Aynı tahammülsüzlükten BBC de nasibini almıştı; BBC, Hamas'ı terörist olarak adlandırmadığı için büyük baskıya maruz kalmıştı.
Bu tür baskılar nedeniyle İsrail’deki aşırı sağ, militan hatta terörist kabine görmezlikten geliniyor. Mesela mevcut aşırı sağcı bakanlardan Baruch Goldstein ABD tarafından bile istenmeyen bir varlıktı. Bu insani değerlerden yoksun olan varlık, 1994'te El Halil'deki bir camide 29 Filistinlinin katledilmesini açıkça kutlamış bir isimdi. Bu hayvansı varlıkların toplandığı bir İsrail kabinesinin dünyanın, daha doğrusu Müslümanların başına bela olacağını aylar öncesinde yazılarımda ön görmüştüm.
İsrail'in meşru müdafaa, devlet olma ve güvenlik hakları son günlerde yüksek sesle dile getiriliyor ve İsrail’i masumlaştıran algılar yoğun şekilde devam ediyor..Ama bu algı 17 Ekim gecesi bir hastaneyi vuran barbar eylemiyle büyük yara aldı.

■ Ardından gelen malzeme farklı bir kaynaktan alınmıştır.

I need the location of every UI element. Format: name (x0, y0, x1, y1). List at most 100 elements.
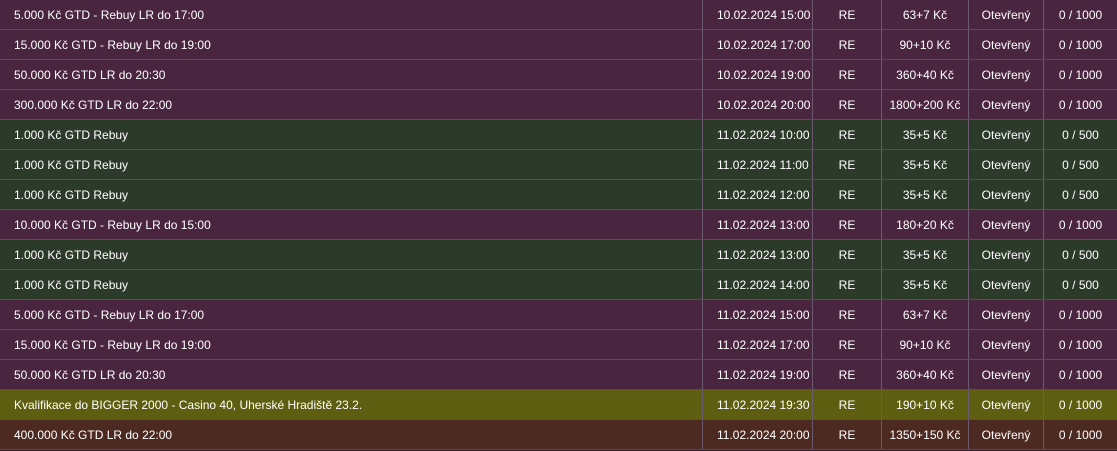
tournament-buyin: 360+40 Kč (882, 60, 969, 89)
tournament-status: Otevřený (969, 300, 1044, 329)
tournament-type: RE (813, 60, 882, 89)
tournament-type: RE (813, 120, 882, 149)
table-row[interactable]: 10.000 Kč GTD - Rebuy LR do 15:00 11.02.2… (0, 210, 1117, 240)
tournament-datetime: 11.02.2024 13:00 (703, 240, 813, 269)
tournament-status: Otevřený (969, 330, 1044, 359)
tournament-players: 0 / 1000 (1058, 337, 1103, 352)
tournament-buyin: 63+7 Kč (882, 300, 969, 329)
table-row[interactable]: 400.000 Kč GTD LR do 22:00 11.02.2024 20:… (0, 420, 1117, 450)
tournament-name: 1.000 Kč GTD Rebuy (0, 270, 703, 299)
tournament-datetime: 11.02.2024 10:00 (703, 120, 813, 149)
table-row[interactable]: 1.000 Kč GTD Rebuy 11.02.2024 10:00 RE 35+5… (0, 120, 1117, 150)
table-row[interactable]: 1.000 Kč GTD Rebuy 11.02.2024 12:00 RE 35+5… (0, 180, 1117, 210)
tournament-datetime: 11.02.2024 15:00 (703, 300, 813, 329)
tournament-buyin: 35+5 Kč (882, 270, 969, 299)
tournament-datetime: 11.02.2024 12:00 (703, 180, 813, 209)
tournament-buyin: 90+10 Kč (882, 30, 969, 59)
tournament-players: 0 / 1000 (1058, 217, 1103, 232)
tournament-datetime: 11.02.2024 14:00 (703, 270, 813, 299)
table-row[interactable]: Kvalifikace do BIGGER 2000 - Casino 40, … (0, 390, 1117, 420)
tournament-type: RE (813, 360, 882, 389)
table-row[interactable]: 1.000 Kč GTD Rebuy 11.02.2024 11:00 RE 35+5… (0, 150, 1117, 180)
tournament-players: 0 / 1000 (1058, 67, 1103, 82)
tournament-players: 0 / 1000 (1058, 7, 1103, 22)
tournament-datetime: 11.02.2024 20:00 (703, 420, 813, 449)
tournament-name: 50.000 Kč GTD LR do 20:30 (0, 60, 703, 89)
tournament-type: RE (813, 390, 882, 419)
tournament-name: Kvalifikace do BIGGER 2000 - Casino 40, … (0, 390, 703, 419)
tournament-buyin: 35+5 Kč (882, 150, 969, 179)
tournament-buyin: 190+10 Kč (882, 390, 969, 419)
tournament-status: Otevřený (969, 60, 1044, 89)
tournament-name: 400.000 Kč GTD LR do 22:00 (0, 420, 703, 449)
tournament-players: 0 / 500 (1062, 157, 1099, 172)
tournament-status: Otevřený (969, 30, 1044, 59)
table-row[interactable]: 5.000 Kč GTD - Rebuy LR do 17:00 10.02.20… (0, 0, 1117, 30)
tournament-buyin: 1350+150 Kč (882, 420, 969, 449)
tournament-name: 10.000 Kč GTD - Rebuy LR do 15:00 (0, 210, 703, 239)
table-row[interactable]: 15.000 Kč GTD - Rebuy LR do 19:00 10.02.2… (0, 30, 1117, 60)
tournament-status: Otevřený (969, 150, 1044, 179)
tournament-name: 15.000 Kč GTD - Rebuy LR do 19:00 (0, 30, 703, 59)
table-row[interactable]: 1.000 Kč GTD Rebuy 11.02.2024 14:00 RE 35+5… (0, 270, 1117, 300)
tournament-datetime: 10.02.2024 19:00 (703, 60, 813, 89)
tournament-name: 5.000 Kč GTD - Rebuy LR do 17:00 (0, 300, 703, 329)
tournament-buyin: 63+7 Kč (882, 0, 969, 29)
tournament-name: 1.000 Kč GTD Rebuy (0, 180, 703, 209)
tournament-status: Otevřený (969, 0, 1044, 29)
tournament-name: 50.000 Kč GTD LR do 20:30 (0, 360, 703, 389)
tournament-type: RE (813, 270, 882, 299)
tournament-name: 1.000 Kč GTD Rebuy (0, 120, 703, 149)
tournament-players: 0 / 1000 (1058, 307, 1103, 322)
table-row[interactable]: 1.000 Kč GTD Rebuy 11.02.2024 13:00 RE 35+5… (0, 240, 1117, 270)
tournament-players: 0 / 500 (1062, 247, 1099, 262)
table-row[interactable]: 50.000 Kč GTD LR do 20:30 10.02.2024 19:0… (0, 60, 1117, 90)
tournament-status: Otevřený (969, 390, 1044, 419)
tournament-players: 0 / 1000 (1058, 367, 1103, 382)
tournament-status: Otevřený (969, 210, 1044, 239)
tournament-status: Otevřený (969, 180, 1044, 209)
table-row[interactable]: 5.000 Kč GTD - Rebuy LR do 17:00 11.02.20… (0, 300, 1117, 330)
tournament-status: Otevřený (969, 270, 1044, 299)
tournament-datetime: 11.02.2024 11:00 (703, 150, 813, 179)
tournament-type: RE (813, 150, 882, 179)
tournament-name: 1.000 Kč GTD Rebuy (0, 240, 703, 269)
tournament-datetime: 11.02.2024 17:00 (703, 330, 813, 359)
tournament-players: 0 / 1000 (1058, 97, 1103, 112)
tournament-datetime: 11.02.2024 19:00 (703, 360, 813, 389)
tournament-type: RE (813, 300, 882, 329)
table-row[interactable]: 300.000 Kč GTD LR do 22:00 10.02.2024 20:… (0, 90, 1117, 120)
tournament-type: RE (813, 0, 882, 29)
tournament-status: Otevřený (969, 420, 1044, 449)
tournament-type: RE (813, 30, 882, 59)
tournament-name: 15.000 Kč GTD - Rebuy LR do 19:00 (0, 330, 703, 359)
tournament-status: Otevřený (969, 240, 1044, 269)
tournament-datetime: 11.02.2024 13:00 (703, 210, 813, 239)
tournament-players: 0 / 500 (1062, 187, 1099, 202)
tournament-status: Otevřený (969, 90, 1044, 119)
tournament-type: RE (813, 210, 882, 239)
tournament-players: 0 / 500 (1062, 277, 1099, 292)
tournament-status: Otevřený (969, 360, 1044, 389)
tournament-buyin: 35+5 Kč (882, 240, 969, 269)
tournament-datetime: 10.02.2024 17:00 (703, 30, 813, 59)
tournament-buyin: 90+10 Kč (882, 330, 969, 359)
tournament-buyin: 180+20 Kč (882, 210, 969, 239)
table-row[interactable]: 15.000 Kč GTD - Rebuy LR do 19:00 11.02.2… (0, 330, 1117, 360)
table-row[interactable]: 50.000 Kč GTD LR do 20:30 11.02.2024 19:0… (0, 360, 1117, 390)
tournament-status: Otevřený (969, 120, 1044, 149)
tournament-type: RE (813, 420, 882, 449)
tournament-type: RE (813, 330, 882, 359)
tournament-players: 0 / 1000 (1058, 427, 1103, 442)
tournament-buyin: 1800+200 Kč (882, 90, 969, 119)
tournament-table: 5.000 Kč GTD - Rebuy LR do 17:00 10.02.20… (0, 0, 1117, 450)
tournament-players: 0 / 1000 (1058, 397, 1103, 412)
tournament-buyin: 35+5 Kč (882, 180, 969, 209)
tournament-buyin: 360+40 Kč (882, 360, 969, 389)
tournament-datetime: 11.02.2024 19:30 (703, 390, 813, 419)
tournament-name: 5.000 Kč GTD - Rebuy LR do 17:00 (0, 0, 703, 29)
tournament-datetime: 10.02.2024 15:00 (703, 0, 813, 29)
tournament-players: 0 / 1000 (1058, 37, 1103, 52)
tournament-players: 0 / 500 (1062, 127, 1099, 142)
tournament-name: 300.000 Kč GTD LR do 22:00 (0, 90, 703, 119)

Ez cümle; Filistin gibi insani davaları barışçıl bir şekilde savunanlara dünyanın her yerinde saygı duyulmalı ve bunlara kulak verilmelidir. İntikam peşinde koşan aşırı sağcı Siyonist lobiyi yatıştırmak adına Batı, yüzlerce yıldır zorlukla kazanılmış siyasi haklardan, özgürlüklerden ve insan hakları savunuculuğundan bir gecede vazgeçmemelidir.